# Failed soap batter not thickening after beating.



## Sha (May 5, 2020)

I’m on my 2nd batch of failed soap. I know my digital scale was on the wrong unit setting for the 1 st batch. Opps!!
I followed directions for Castile soap for the 2nd batch. I measured accurately and checked the temp of the water lye and oil. I mixed them when their temps were within 10 degrees of each other. I used a standard electric beater that has a single stick. Not an emulsion beater. It never thickened to what I saw on line. No trace. I poured it into molds anyway. Where am I going wrong?
Please help. I don’t want to give up!


----------



## NostalgicGranny (Aug 22, 2007)

It's easier to troubleshoot if you list your whole recipe- everything that went in it. Castile soap can take a long time to come to trace and to cure. A stick blender is usually what soapers use to mix the batter to trace. If you can get one I would reccomend it as it saves a lot of time.


----------



## NostalgicGranny (Aug 22, 2007)

Soap Queen has a good tutorial for Castile soap.
https://www.soapqueen.com/bath-and-body-tutorials/castile-cold-process-soap-tutorial/


----------



## PurdyBirdy (Oct 6, 2020)

This is a long way down the road but castile soap(100% olive oil) takes a very long time to trace without use of a stick blender. I still, after years of making soap, will make a batch without using the stick blender.

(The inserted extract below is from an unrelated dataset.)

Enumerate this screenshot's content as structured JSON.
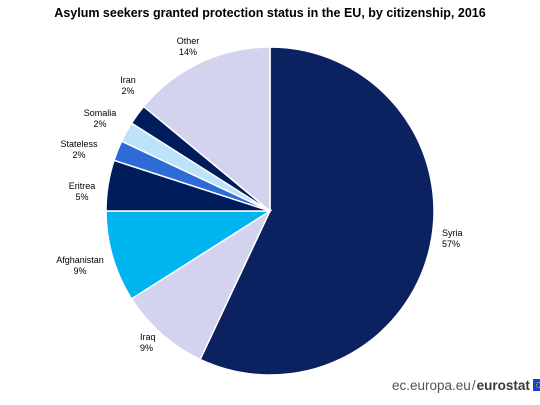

I live to watch the changes over a day or so.
So I hope you did not throw this out! It would just take time to 'do it's thang.' And is, or would have been a fine bar if soap.


----------



## Harrysalvatore1989 (Oct 27, 2020)

I am now also thinking about starting soap making. But there are some questions. How long does it take for something decent to start coming out? How long does it take to solidify? What soap base should I use?


----------



## Alice In TX/MO (May 10, 2002)

Free Beginner's Guide to Soapmaking: Cold Process - Soap Queen


If you want to customize your soap down to the last ingredient, cold process is a great option. This post includes recipes and safety tips.




www.soapqueen.com


----------



## PurdyBirdy (Oct 6, 2020)

Harrysalvatore1989 said:


> I am now also thinking about starting soap making. But there are some questions. How long does it take for something decent to start coming out? How long does it take to solidify? What soap base should I use?


If you learn to do it correctly the answer to your first question is ' not long at all.'
To your second, it depends on the oils/fats you use.
And your 3rd? That will depend on what oils/fats you have available to use.


----------